Cotidiano

Anos atrás, quando cheguei a Cachoeiro, visitava seus morros sem nenhum medo. Hoje não me arrisco

09/07/2024 08:57
Cotidiano /Foto: Rogerio Felippe

Cachoeiro mudou. Mudou como mudou todas as nossas cidades. Não falo das mudanças climáticas, me refiro a algo que não sei explicar. Das minhas lembranças da juventude, em Vitória, nossa capital, caminhava do centro da cidade ao bairro Santo Antônio, periferia da Ilha, a qualquer horário do dia ou da noite. Único conselho do meu pai: se caminhar a noite, no retorno para casa, venha pelo meio da rua, quando estiver próximo ao morro Alagoano ou Volta do Rabaióli (caso apareça algum bandido, fica mais fácil você se livrar com uma boa corrida). E assim convivi na minha adolescência e juventude em segurança e sem muitos traumas. Anos atrás, quando cheguei a Cachoeiro, visitava seus morros sem nenhum medo. Hoje não me arrisco. Aos 66 anos de idade, ando triste com as coisas das nossas cidades e com o nosso país. Mais ainda quando penso no futuro dos meus netos: Bernardo, João Vitor, na Anna Liz que acabou de vir ao mundo e na Heloisa que está chegando. Por mim, estaria fácil resolver: tempos em frente a areia e o mar de Itapuã de Vila Velha, nosso município Canela Verde, ou nas montanhas em torno da Pedra Azul capixaba. Dever cumprido com família e sociedade. Merecido repouso. Mas, apesar da idade cronológica avançada, sinto que ainda posso contribuir na profissão e com o município. Embora desanimado. Um desalento com as coisas que vejo: burocracia, violência, corrupção, falta de entendimento entre lideranças políticas, soberba, falta de humanidade e principalmente fraternidade no país mais cristão do mundo. Grupos se formando no Judiciário, Legislativo e Executivo para que os seus se deem cada dia melhor. Isto é, os poderes da República sem nenhum interesse para o consenso, para a saúde, segurança e bem estar daqueles que deveriam zelar: o Povo. Penso em desistir. Jogar a toalha e sair de cena. Viver pra mim mesmo e meus netos.
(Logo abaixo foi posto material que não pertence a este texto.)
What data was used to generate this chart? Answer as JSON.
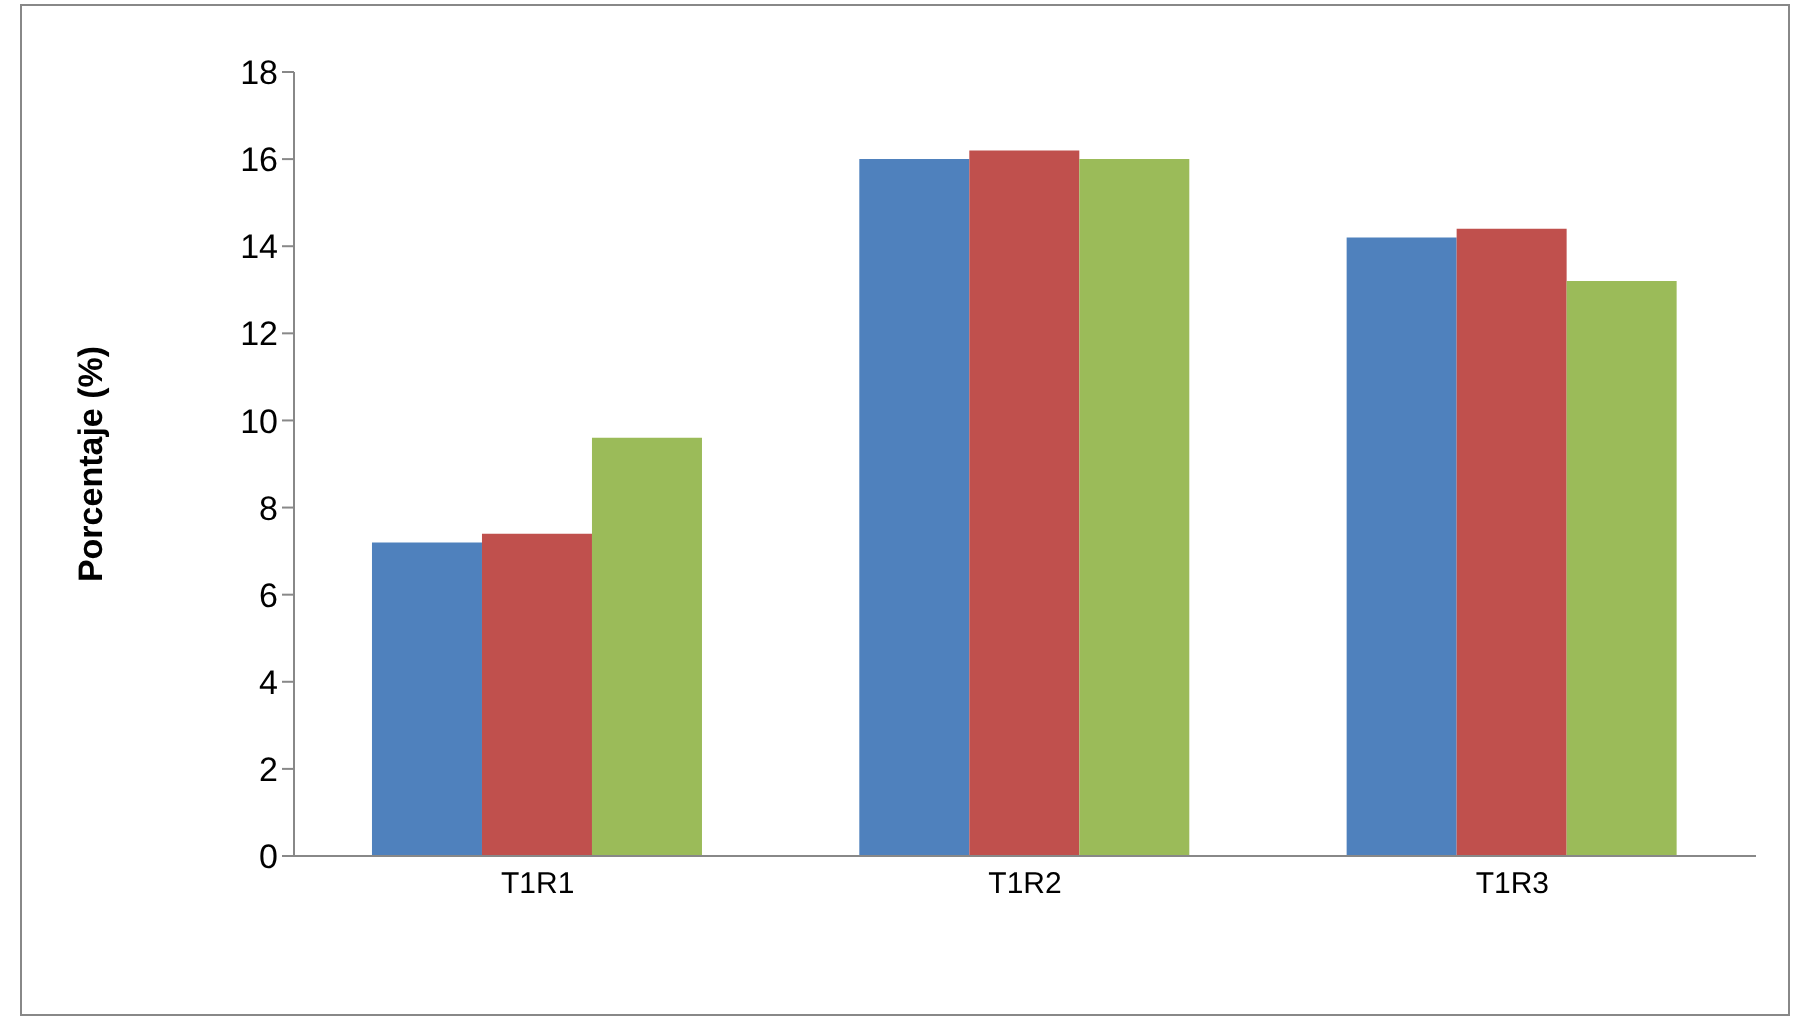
{
  "chart_data": {
    "type": "bar",
    "ylabel": "Porcentaje (%)",
    "categories": [
      "T1R1",
      "T1R2",
      "T1R3"
    ],
    "series": [
      {
        "color": "#4f81bd",
        "values": [
          7.2,
          16.0,
          14.2
        ]
      },
      {
        "color": "#c0504d",
        "values": [
          7.4,
          16.2,
          14.4
        ]
      },
      {
        "color": "#9bbb59",
        "values": [
          9.6,
          16.0,
          13.2
        ]
      }
    ],
    "ylim": [
      0,
      18
    ],
    "yticks": [
      0,
      2,
      4,
      6,
      8,
      10,
      12,
      14,
      16,
      18
    ],
    "grid": false,
    "legend": false
  }
}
Mas, quando penso neles, na fragilidade e inocência que se encontram. Quando ouço João Vitor, meu neto mais novo, com o carrinho em mãos e dizer.: Vô! Vô Sergio! Olha meu carrinho! Carrinho de ?pulícia?, vai prender os bandidos. Em sua inocência, ele acredita na polícia, naqueles que defendem o povo contra todos que pretendem usurpar os direitos e necessidades do cidadão. De repente, em cena televisiva, uma bala perdida em corpo inocente. É... sendo assim, não tenho direito de desistir. Não posso. O devido descanso ainda não me é permitido. Devo continuar. Se não tenho o vigor físico, ainda resta a voz, ainda resta a ideia e o pensamento. Mesmo sabendo, o tempo, faz mudar a maneira que nos veem. Dia desses, fui apresentado por um conhecido. Ele disse: este é o pai do Vitor - meu filho mais novo e médico em Cachoeiro. Isto é, o Vitor deixou de ser meu filho. Um sentimento diferente. Primeiro momento, orgulho. É bom saber que os filhos se tornaram conhecidos. Em contra partida, uma percepção de esgotamento do nosso tempo, uma necessidade de passagem do nosso bastão para os mais novos. A passagem não é simples, em todos os momentos da vida. Vejo apego com as coisas, com tudo que possuímos: vestimentas, alimentos, carros... Falhamos quando esquecemos das coisas que valem a pena viver.